El SVB no podía complacerlos porque tenía esos depósitos invertidos en instrumentos del Gobierno a las tasas de interés bajas, las que existían antes de las que resultaron de la cruzada antiinflacionaria de la Reserva Federal. Entonces, los depositantes del SVB comenzaron a retirar sus recursos para invertirlos en instrumentos que sí pagaban las tasas más elevadas que ahora predominaban en el mercado.
El SVB solo podría haber satisfecho la demanda de retiros si hubiera vendido sus títulos de Gobierno antes de su vencimiento.
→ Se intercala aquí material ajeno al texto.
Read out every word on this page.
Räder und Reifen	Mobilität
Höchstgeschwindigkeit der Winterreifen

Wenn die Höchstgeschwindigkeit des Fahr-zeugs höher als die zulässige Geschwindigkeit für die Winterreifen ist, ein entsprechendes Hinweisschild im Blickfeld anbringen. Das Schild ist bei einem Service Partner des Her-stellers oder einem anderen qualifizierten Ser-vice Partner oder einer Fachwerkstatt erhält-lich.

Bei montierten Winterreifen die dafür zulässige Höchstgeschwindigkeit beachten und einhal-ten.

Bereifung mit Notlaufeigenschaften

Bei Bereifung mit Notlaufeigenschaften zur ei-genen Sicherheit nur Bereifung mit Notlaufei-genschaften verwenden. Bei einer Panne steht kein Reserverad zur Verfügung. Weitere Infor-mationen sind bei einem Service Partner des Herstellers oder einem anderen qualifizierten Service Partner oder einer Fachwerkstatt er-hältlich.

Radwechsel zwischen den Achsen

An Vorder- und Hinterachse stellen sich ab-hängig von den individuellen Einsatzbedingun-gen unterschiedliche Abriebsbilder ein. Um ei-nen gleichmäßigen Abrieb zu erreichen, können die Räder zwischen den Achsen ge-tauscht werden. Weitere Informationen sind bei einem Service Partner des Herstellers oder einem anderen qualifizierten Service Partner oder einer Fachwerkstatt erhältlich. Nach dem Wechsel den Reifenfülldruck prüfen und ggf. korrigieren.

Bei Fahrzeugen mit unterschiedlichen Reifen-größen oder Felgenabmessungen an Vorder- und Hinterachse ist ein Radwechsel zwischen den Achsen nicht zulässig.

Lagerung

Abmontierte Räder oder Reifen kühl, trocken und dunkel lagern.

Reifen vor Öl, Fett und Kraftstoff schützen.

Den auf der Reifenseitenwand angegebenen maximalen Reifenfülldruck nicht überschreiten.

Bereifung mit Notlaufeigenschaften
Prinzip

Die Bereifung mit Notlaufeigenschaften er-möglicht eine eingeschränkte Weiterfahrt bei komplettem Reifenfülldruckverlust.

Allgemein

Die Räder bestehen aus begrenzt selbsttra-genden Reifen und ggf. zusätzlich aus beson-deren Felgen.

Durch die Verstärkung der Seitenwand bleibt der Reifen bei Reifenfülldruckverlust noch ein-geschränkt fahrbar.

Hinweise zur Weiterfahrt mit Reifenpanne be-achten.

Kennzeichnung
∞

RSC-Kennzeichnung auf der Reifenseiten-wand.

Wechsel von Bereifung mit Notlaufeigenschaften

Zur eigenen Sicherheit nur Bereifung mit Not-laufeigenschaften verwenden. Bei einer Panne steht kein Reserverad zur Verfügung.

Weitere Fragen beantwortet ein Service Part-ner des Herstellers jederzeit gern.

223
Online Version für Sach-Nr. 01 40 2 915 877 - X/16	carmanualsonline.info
Pero, ante el incremento de las tasas, estos títulos habían perdido valor de mercado.
Ya el SVB no podía esperar al vencimiento para obtener el valor facial de sus títulos, sino que se vería obligado a materializar las pérdidas. En vista de la noticia, los depositantes en estampida se apersonaron a retirar depósitos, ya no para buscar mejores rendimientos, sino para evitar su pérdida. Lo demás es historia.
Otros entes fueron afectados y las autoridades, una vez más, procedieron a interferir en las fuerzas de mercado con el fin de socializar las pérdidas y así evitar que los bancos sistémicos fueran contaminados por los temores de sus depositantes.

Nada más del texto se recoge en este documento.